Theory of Collisional Relaxation of Temperature Anisotropy in a Strongly Magnetized One Component Plasma

Plasma kinetic theory typically assumes that the gyroradius is much greater than the Debye length. As a consequence, particles are unmagnetized within the microscopic collision volume. Since binary interactions depend only on the distance between particles, the interaction volume is spherically symmetric. Conversely, O'Neil et al have developed a kinetic theory for very strongly magnetized plasmas in which the gyroradius is less than the distance of closest approach. Here the particles are strongly magnetized within the collision volume. In this limit, the gyroradius is so small that the collision volume effectively maps to disk surfaces of a cylinder.

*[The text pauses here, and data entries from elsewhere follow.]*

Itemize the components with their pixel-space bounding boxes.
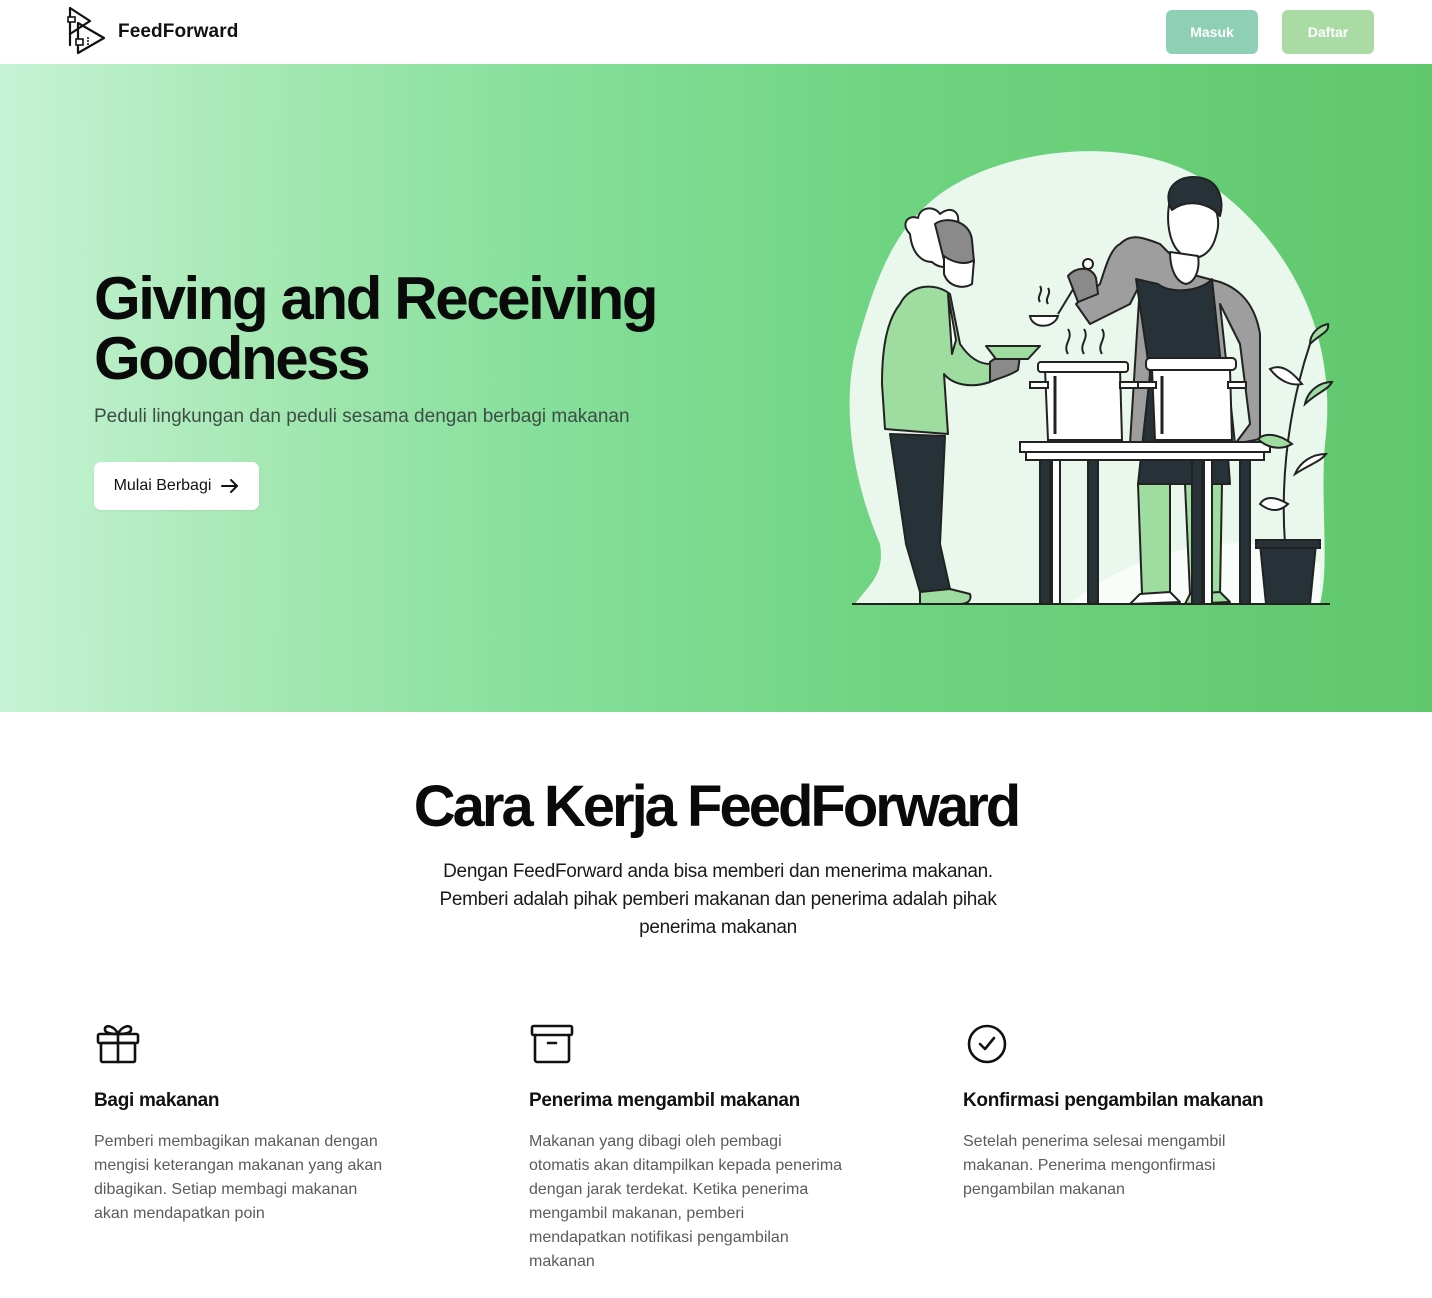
feature-title: Penerima mengambil makanan [529, 1090, 800, 1111]
hero-title: Giving and Receiving Goodness [94, 265, 659, 392]
feedforward-logo-icon[interactable] [66, 5, 108, 59]
login-button[interactable]: Masuk [1166, 10, 1258, 54]
arrow-right-icon [221, 479, 239, 493]
hero-subtitle: Peduli lingkungan dan peduli sesama deng… [94, 406, 630, 427]
archive-box-icon [530, 1024, 574, 1064]
feature-text: Makanan yang dibagi oleh pembagi otomati… [529, 1133, 843, 1270]
register-button[interactable]: Daftar [1282, 10, 1374, 54]
how-it-works-description: Dengan FeedForward anda bisa memberi dan… [439, 861, 997, 938]
gift-icon [96, 1024, 140, 1064]
feature-title: Bagi makanan [94, 1090, 220, 1111]
feature-text: Setelah penerima selesai mengambil makan… [963, 1133, 1226, 1198]
feature-text: Pemberi membagikan makanan dengan mengis… [94, 1133, 383, 1222]
how-it-works-title: Cara Kerja FeedForward [413, 774, 1021, 839]
start-sharing-label: Mulai Berbagi [113, 477, 212, 494]
feature-title: Konfirmasi pengambilan makanan [963, 1090, 1264, 1111]
feature-share-food: Bagi makanan Pemberi membagikan makanan … [94, 1020, 394, 1226]
start-sharing-button[interactable]: Mulai Berbagi [94, 462, 259, 510]
top-navbar: FeedForward Masuk Daftar [0, 0, 1432, 64]
people-sharing-food-illustration [849, 151, 1334, 605]
hero-section: Giving and Receiving Goodness Peduli lin… [0, 64, 1432, 712]
brand-name[interactable]: FeedForward [118, 21, 238, 43]
feature-confirm-pickup: Konfirmasi pengambilan makanan Setelah p… [963, 1020, 1273, 1202]
check-circle-icon [967, 1024, 1007, 1064]
feature-pickup-food: Penerima mengambil makanan Makanan yang … [529, 1020, 844, 1274]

Here, we consider an intermediate regime where the gyroradius is less than the Debye length but greater than the distance of closest approach. In this regime, the particles gyrate within the collision volume, but the mapping to the disk surface is not possible. We take the collision volume as a cylinder and scattering through both the cylindrical and circular surfaces are included. Screening is included by modelling interactions using the Debye Huckel potential. In this way, the theory transitions from the unmagnetized limit to the strongly magnetized limit. The theory is tested by comparing with molecular dynamics simulations of the temperature anisotropy relaxation of one component plasma. These results are relevant to ongoing experiments in ultracold and non-neutral plasmas.